強烈な畏怖の色を瞳に映しながら闘いを凝望するアシュヴァルと同様に、シェサナンドも手の中の衣服を握り締め、食い入るようにラジャンを見詰めていた。
「彪人の——戦い……」
繰り返しいてラジャンを見据える少年の傍らでは、アシュヴァルが緊張と高揚に声を上ずらせて言う。
「ああ。里長ラジャンの二つ名、誰が呼んだか『女神の花婿』つってな。ああなったらもう止まんねえ。全部終わるまで——どっちかが力尽きるまで戦い続けるんだ。相手が人でも——人じゃなくても関係ねえ……!」
大地に引き倒した異種の外皮の隙間に手を突き入れると、ラジャンはその外皮や四肢を次々と引き裂き、引き剥がし、引きちぎっていく。
激しい抵抗を受けても、噴出する体液にまみれても、決して攻撃の手を緩めようとはしない。
苛烈極まりない光景を前にして、かつてないほどの戦慄を覚えると同時に、少年は自身と彪人たちを分かつ決定的な差異を痛感する。
知りたいと願い、言葉を交わし、共に過ごせばわかり合えるものと信じていた。
人々の間に交じって働くうち、たとえ姿形が異なろうとも心を通じ合わせることは不可能ではないと思い始めていた。
いつかアシュヴァルが、自身を指して語った言葉を思い出す。
わかり合えると信じ切っているのは何も知らないからだと、そうアシュヴァルは言っていた。
目の前で行われる圧倒的な力の行使を前にして、そのときの言葉の持つ意味が腑に落ちた気がする。

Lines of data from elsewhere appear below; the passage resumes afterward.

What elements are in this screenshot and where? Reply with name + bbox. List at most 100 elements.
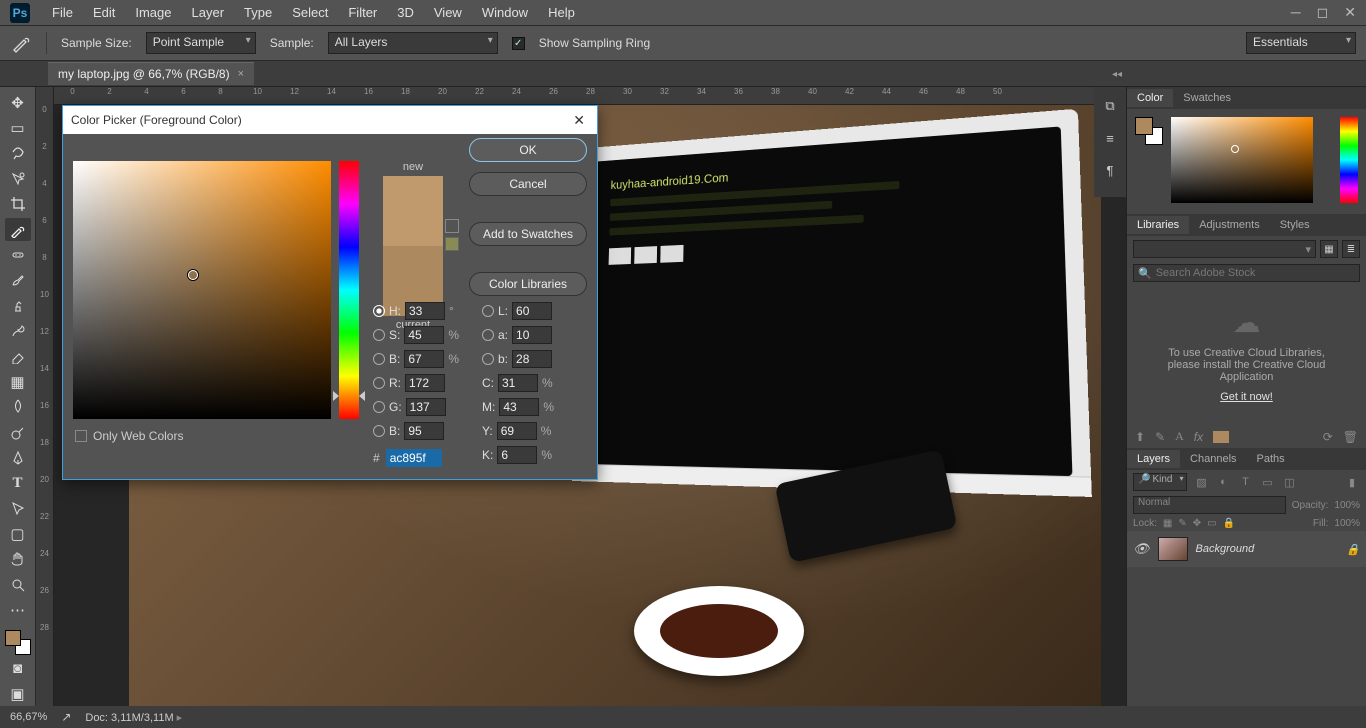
tab-channels[interactable]: Channels xyxy=(1180,450,1246,468)
library-dropdown[interactable]: ▾ xyxy=(1133,240,1316,258)
radio-g[interactable] xyxy=(373,401,385,413)
dialog-close-icon[interactable]: ✕ xyxy=(569,112,589,129)
sample-dropdown[interactable]: All Layers xyxy=(328,32,498,54)
lib-footer-swatch[interactable] xyxy=(1213,431,1229,443)
share-icon[interactable]: ↗ xyxy=(61,710,71,724)
mini-color-field[interactable] xyxy=(1171,117,1313,203)
hue-slider[interactable] xyxy=(339,161,359,419)
document-tab[interactable]: my laptop.jpg @ 66,7% (RGB/8) × xyxy=(48,62,254,85)
radio-s[interactable] xyxy=(373,329,385,341)
menu-image[interactable]: Image xyxy=(125,0,181,26)
lib-footer-icon[interactable]: ⬆ xyxy=(1135,430,1145,444)
menu-select[interactable]: Select xyxy=(282,0,338,26)
saturation-value-field[interactable] xyxy=(73,161,331,419)
tab-color[interactable]: Color xyxy=(1127,89,1173,107)
cancel-button[interactable]: Cancel xyxy=(469,172,587,196)
filter-pixel-icon[interactable]: ▨ xyxy=(1193,474,1209,490)
radio-l[interactable] xyxy=(482,305,494,317)
menu-3d[interactable]: 3D xyxy=(387,0,424,26)
tool-edit-toolbar[interactable]: ⋯ xyxy=(5,599,31,622)
menu-file[interactable]: File xyxy=(42,0,83,26)
menu-filter[interactable]: Filter xyxy=(338,0,387,26)
show-sampling-ring-checkbox[interactable]: ✓ xyxy=(512,37,525,50)
tool-marquee[interactable]: ▭ xyxy=(5,116,31,139)
lock-art-icon[interactable]: ▭ xyxy=(1207,518,1216,529)
properties-panel-icon[interactable]: ≡ xyxy=(1101,129,1119,147)
filter-adjust-icon[interactable]: ◐ xyxy=(1215,474,1231,490)
doc-info[interactable]: Doc: 3,11M/3,11M xyxy=(85,711,182,724)
input-bri[interactable] xyxy=(404,350,444,368)
tool-type[interactable]: T xyxy=(5,472,31,495)
websafe-swatch[interactable] xyxy=(445,237,459,251)
tool-move[interactable]: ✥ xyxy=(5,91,31,114)
lib-footer-icon[interactable]: A xyxy=(1175,429,1184,444)
dialog-titlebar[interactable]: Color Picker (Foreground Color) ✕ xyxy=(63,106,597,134)
fill-value[interactable]: 100% xyxy=(1334,518,1360,529)
tab-close-icon[interactable]: × xyxy=(238,68,244,80)
tab-swatches[interactable]: Swatches xyxy=(1173,89,1241,107)
tool-gradient[interactable]: ▦ xyxy=(5,370,31,393)
lib-footer-icon[interactable]: fx xyxy=(1194,430,1203,444)
filter-shape-icon[interactable]: ▭ xyxy=(1259,474,1275,490)
lib-footer-icon[interactable]: ⟳ xyxy=(1323,430,1333,444)
menu-layer[interactable]: Layer xyxy=(182,0,235,26)
add-swatches-button[interactable]: Add to Swatches xyxy=(469,222,587,246)
radio-b[interactable] xyxy=(373,353,385,365)
color-libraries-button[interactable]: Color Libraries xyxy=(469,272,587,296)
expand-panels-icon[interactable]: ◂◂ xyxy=(1112,69,1122,80)
tool-history-brush[interactable] xyxy=(5,319,31,342)
tool-path-select[interactable] xyxy=(5,497,31,520)
layer-lock-icon[interactable]: 🔒 xyxy=(1346,543,1360,556)
tool-pen[interactable] xyxy=(5,446,31,469)
get-it-now-link[interactable]: Get it now! xyxy=(1220,391,1273,403)
input-c[interactable] xyxy=(498,374,538,392)
maximize-icon[interactable]: ◻ xyxy=(1317,4,1329,21)
radio-h[interactable] xyxy=(373,305,385,317)
input-y[interactable] xyxy=(497,422,537,440)
lib-footer-trash-icon[interactable]: 🗑 xyxy=(1343,430,1358,444)
mini-hue-strip[interactable] xyxy=(1340,117,1358,203)
tool-rectangle[interactable]: ▢ xyxy=(5,522,31,545)
tab-libraries[interactable]: Libraries xyxy=(1127,216,1189,234)
tool-brush[interactable] xyxy=(5,269,31,292)
tool-heal[interactable] xyxy=(5,243,31,266)
filter-type-icon[interactable]: T xyxy=(1237,474,1253,490)
tool-clone[interactable] xyxy=(5,294,31,317)
workspace-dropdown[interactable]: Essentials xyxy=(1246,32,1356,54)
tab-adjustments[interactable]: Adjustments xyxy=(1189,216,1270,234)
minimize-icon[interactable]: ─ xyxy=(1291,4,1301,21)
input-r[interactable] xyxy=(405,374,445,392)
input-h[interactable] xyxy=(405,302,445,320)
blend-mode-dropdown[interactable]: Normal xyxy=(1133,496,1286,514)
tool-quick-select[interactable] xyxy=(5,167,31,190)
history-panel-icon[interactable]: ⧉ xyxy=(1101,97,1119,115)
lock-pos-icon[interactable]: ✥ xyxy=(1193,518,1201,529)
tool-zoom[interactable] xyxy=(5,573,31,596)
input-s[interactable] xyxy=(404,326,444,344)
input-lab-b[interactable] xyxy=(512,350,552,368)
opacity-value[interactable]: 100% xyxy=(1334,500,1360,511)
tool-quickmask[interactable]: ◙ xyxy=(5,657,31,680)
character-panel-icon[interactable]: ¶ xyxy=(1101,161,1119,179)
menu-edit[interactable]: Edit xyxy=(83,0,125,26)
radio-lab-b[interactable] xyxy=(482,353,494,365)
tool-lasso[interactable] xyxy=(5,142,31,165)
hex-input[interactable] xyxy=(386,449,442,467)
foreground-background-colors[interactable] xyxy=(5,630,31,655)
input-blue[interactable] xyxy=(404,422,444,440)
menu-help[interactable]: Help xyxy=(538,0,585,26)
layer-row-background[interactable]: 👁 Background 🔒 xyxy=(1127,531,1366,567)
foreground-color-swatch[interactable] xyxy=(5,630,21,646)
lock-trans-icon[interactable]: ▦ xyxy=(1163,518,1172,529)
lock-pixels-icon[interactable]: ✎ xyxy=(1178,518,1186,529)
menu-window[interactable]: Window xyxy=(472,0,538,26)
tool-eyedropper[interactable] xyxy=(5,218,31,241)
tool-hand[interactable] xyxy=(5,548,31,571)
layer-thumbnail[interactable] xyxy=(1158,537,1188,561)
radio-a[interactable] xyxy=(482,329,494,341)
tab-styles[interactable]: Styles xyxy=(1270,216,1320,234)
filter-smart-icon[interactable]: ◫ xyxy=(1281,474,1297,490)
ok-button[interactable]: OK xyxy=(469,138,587,162)
menu-type[interactable]: Type xyxy=(234,0,282,26)
input-m[interactable] xyxy=(499,398,539,416)
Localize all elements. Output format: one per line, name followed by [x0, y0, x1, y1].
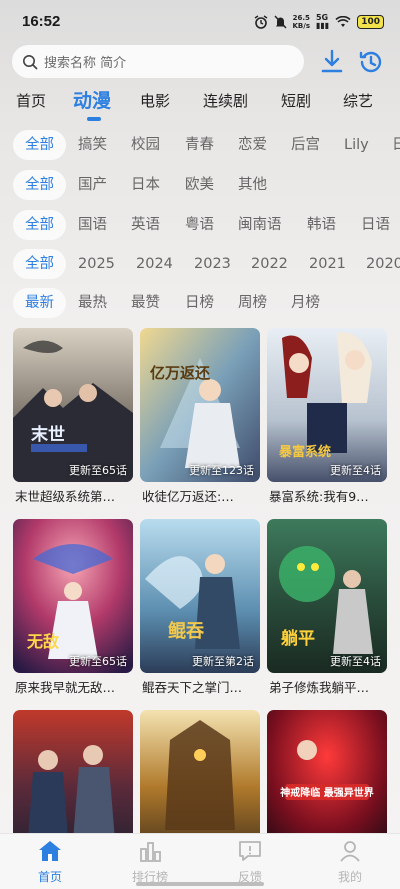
battery-indicator: 100	[357, 15, 384, 29]
home-indicator	[136, 882, 264, 886]
chip-region-all[interactable]: 全部	[13, 170, 66, 200]
cover-image: 亿万返还 更新至123话	[140, 328, 260, 482]
chip-genre[interactable]: 日	[392, 130, 400, 160]
chip-year[interactable]: 2024	[136, 249, 173, 279]
chip-genre[interactable]: 校园	[131, 130, 160, 160]
tab-anime[interactable]: 动漫	[73, 86, 111, 113]
signal-label: 5G ▮▮▮	[315, 13, 330, 30]
alarm-icon	[254, 15, 267, 29]
episode-badge: 更新至123话	[189, 464, 254, 477]
nav-home[interactable]: 首页	[20, 840, 80, 885]
tab-movie[interactable]: 电影	[140, 90, 170, 111]
chip-language[interactable]: 粤语	[185, 210, 214, 240]
mute-icon	[273, 15, 287, 29]
chip-region[interactable]: 欧美	[185, 170, 214, 200]
svg-text:亿万返还: 亿万返还	[150, 364, 211, 382]
nav-label: 我的	[337, 870, 362, 884]
cover-text: 神戒降临 最强异世界	[280, 786, 373, 799]
home-icon	[39, 841, 61, 861]
filter-sort: 最新 最热 最赞 日榜 周榜 月榜	[0, 288, 400, 318]
profile-icon	[340, 841, 360, 862]
cover-image: 躺平 更新至4话	[267, 519, 387, 673]
chip-region[interactable]: 日本	[131, 170, 160, 200]
chip-region[interactable]: 国产	[78, 170, 107, 200]
download-icon[interactable]	[318, 48, 346, 76]
card-title: 原来我早就无敌…	[15, 680, 116, 695]
chip-year[interactable]: 2025	[78, 249, 115, 279]
chip-sort[interactable]: 日榜	[185, 288, 214, 318]
chip-year[interactable]: 2022	[251, 249, 288, 279]
main-tabs: 首页 动漫 电影 连续剧 短剧 综艺	[0, 90, 400, 126]
chip-year-all[interactable]: 全部	[13, 249, 66, 279]
chip-language[interactable]: 韩语	[307, 210, 336, 240]
episode-badge: 更新至第2话	[192, 655, 254, 668]
chip-region[interactable]: 其他	[238, 170, 267, 200]
chip-language[interactable]: 日语	[361, 210, 390, 240]
chip-language[interactable]: 闽南语	[238, 210, 282, 240]
chip-genre[interactable]: 恋爱	[238, 130, 267, 160]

眼前の光景は、どうあがいても乗り越えることのできない壁が、埋めることのできない溝が、確実に存在することを知らしめるには十分過ぎるほどだった。
言葉を交わしてわかり合いたいと願う自身の思いなど、結局は都合のいい夢物語や青くさい理想論に過ぎないのだろうか。
自らの思いに懐疑の念を抱きそうになったそのとき、傍らに立つシェサナンドが指先で頭上を示してみせる。
「……おい。もう一人飛んでくるぞ」
思考を中断されて反射的に頭上を見上げる少年の目に映ったのは、飛来する一人の嘴人の姿だった。